Hybrid or electric: what is the difference?
It is impossible to imagine a world without electric vehicles. And the good news is that there are many ways to drive an electric vehicle. But what is the difference between a hybrid, a plug-in hybrid and a fully electric vehicle?
A hybrid is powered by a combination of an electric motor and an internal combustion engine. It only uses the electric motor when accelerating and at speeds of up to 25 km/h, which makes it an ideal vehicle for cities. If the speed goes up, the internal combustion engine kicks in. The electric motor is charged every time you brake while driving.
Plug-in hybrid electric vehicles (PHEV) have an internal combustion engine and a battery, just like a hybrid. But in addition to charging the battery while you are driving, you mainly charge it by plugging it in at home or on the go. This gives plug-in hybrids a far greater range than parallel hybrids.

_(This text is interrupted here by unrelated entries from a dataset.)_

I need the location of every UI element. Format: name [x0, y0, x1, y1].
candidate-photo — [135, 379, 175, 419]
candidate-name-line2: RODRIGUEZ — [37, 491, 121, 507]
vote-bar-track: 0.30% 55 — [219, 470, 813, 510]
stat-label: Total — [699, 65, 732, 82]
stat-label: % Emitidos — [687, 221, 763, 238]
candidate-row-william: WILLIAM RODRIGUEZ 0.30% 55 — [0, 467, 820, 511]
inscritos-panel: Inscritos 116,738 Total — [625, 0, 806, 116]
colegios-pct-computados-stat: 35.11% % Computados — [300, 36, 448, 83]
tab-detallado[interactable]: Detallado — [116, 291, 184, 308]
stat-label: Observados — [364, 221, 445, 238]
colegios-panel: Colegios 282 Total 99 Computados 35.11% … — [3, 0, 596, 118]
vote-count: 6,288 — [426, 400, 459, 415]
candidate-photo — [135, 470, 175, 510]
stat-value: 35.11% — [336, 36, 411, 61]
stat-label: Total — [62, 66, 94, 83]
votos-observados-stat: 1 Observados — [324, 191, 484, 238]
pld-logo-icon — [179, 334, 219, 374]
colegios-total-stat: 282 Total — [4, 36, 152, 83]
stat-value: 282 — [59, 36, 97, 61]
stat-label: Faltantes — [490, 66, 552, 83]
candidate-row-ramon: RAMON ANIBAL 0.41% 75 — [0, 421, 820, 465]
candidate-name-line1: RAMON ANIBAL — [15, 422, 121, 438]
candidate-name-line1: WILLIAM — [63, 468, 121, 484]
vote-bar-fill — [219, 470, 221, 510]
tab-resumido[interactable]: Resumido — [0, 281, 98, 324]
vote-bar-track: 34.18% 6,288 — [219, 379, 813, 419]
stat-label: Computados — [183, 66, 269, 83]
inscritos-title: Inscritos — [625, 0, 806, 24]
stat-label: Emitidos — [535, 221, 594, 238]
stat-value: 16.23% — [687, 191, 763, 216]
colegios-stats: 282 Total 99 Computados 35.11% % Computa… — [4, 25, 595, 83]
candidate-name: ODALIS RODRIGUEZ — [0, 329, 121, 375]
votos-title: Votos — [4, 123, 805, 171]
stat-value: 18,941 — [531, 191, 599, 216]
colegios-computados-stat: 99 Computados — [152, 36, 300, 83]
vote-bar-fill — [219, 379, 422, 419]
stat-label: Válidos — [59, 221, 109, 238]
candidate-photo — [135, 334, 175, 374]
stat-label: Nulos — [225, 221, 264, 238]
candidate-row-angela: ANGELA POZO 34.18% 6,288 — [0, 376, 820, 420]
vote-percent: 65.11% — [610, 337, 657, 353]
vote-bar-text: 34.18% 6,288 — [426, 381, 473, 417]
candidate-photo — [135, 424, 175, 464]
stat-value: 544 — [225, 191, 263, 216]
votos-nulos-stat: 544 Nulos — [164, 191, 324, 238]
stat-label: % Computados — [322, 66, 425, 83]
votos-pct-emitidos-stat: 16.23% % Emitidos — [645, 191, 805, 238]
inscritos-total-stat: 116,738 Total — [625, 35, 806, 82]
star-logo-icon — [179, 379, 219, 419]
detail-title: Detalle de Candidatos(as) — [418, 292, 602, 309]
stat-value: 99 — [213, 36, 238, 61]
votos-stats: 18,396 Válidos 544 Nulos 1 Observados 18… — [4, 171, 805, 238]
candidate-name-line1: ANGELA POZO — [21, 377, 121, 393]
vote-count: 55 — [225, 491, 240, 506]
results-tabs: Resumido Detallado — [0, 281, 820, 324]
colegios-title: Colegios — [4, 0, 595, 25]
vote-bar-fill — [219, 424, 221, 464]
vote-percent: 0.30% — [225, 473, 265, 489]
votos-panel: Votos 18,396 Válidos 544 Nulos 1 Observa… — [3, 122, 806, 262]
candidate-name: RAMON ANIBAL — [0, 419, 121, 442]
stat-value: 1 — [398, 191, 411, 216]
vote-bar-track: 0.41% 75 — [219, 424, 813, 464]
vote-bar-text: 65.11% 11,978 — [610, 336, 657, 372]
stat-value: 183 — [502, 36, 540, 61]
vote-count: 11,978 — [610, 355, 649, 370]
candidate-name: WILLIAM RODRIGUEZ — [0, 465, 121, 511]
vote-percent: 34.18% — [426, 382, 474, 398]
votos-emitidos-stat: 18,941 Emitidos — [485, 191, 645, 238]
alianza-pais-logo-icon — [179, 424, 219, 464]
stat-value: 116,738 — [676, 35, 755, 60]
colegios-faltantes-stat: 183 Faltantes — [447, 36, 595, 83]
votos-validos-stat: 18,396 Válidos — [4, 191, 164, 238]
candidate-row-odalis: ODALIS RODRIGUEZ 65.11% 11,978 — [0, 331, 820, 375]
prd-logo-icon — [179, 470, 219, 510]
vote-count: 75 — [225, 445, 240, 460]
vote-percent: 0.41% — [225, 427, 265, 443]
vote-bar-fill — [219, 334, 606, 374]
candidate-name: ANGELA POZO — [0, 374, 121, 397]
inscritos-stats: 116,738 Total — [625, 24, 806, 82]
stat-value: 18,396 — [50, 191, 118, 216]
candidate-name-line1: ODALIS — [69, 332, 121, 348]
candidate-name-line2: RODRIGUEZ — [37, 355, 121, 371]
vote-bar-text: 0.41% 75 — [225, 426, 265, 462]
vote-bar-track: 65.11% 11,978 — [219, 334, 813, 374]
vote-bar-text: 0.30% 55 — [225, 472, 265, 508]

A battery electric vehicle (BEV) is powered by a large battery that is connected to at least one electric motor. There is no petrol, gas or diesel involved, so there is no problem. Battery electric vehicles are becoming increasingly common and affordable thanks to rapid innovations by relatively new companies such as Tesla and established car manufacturers such as Audi, BMW, Mercedes, Volkswagen and Nissan.
What is more, the charging infrastructure and technology is developing and improving all the time, while the charging network has grown exponentially in recent years in North America, Europe and China in particular.
With lower costs, an influx of new makes and models, and waning range anxiety now that so many charging stations are springing up everywhere, it has never been easier or more attractive to go electric.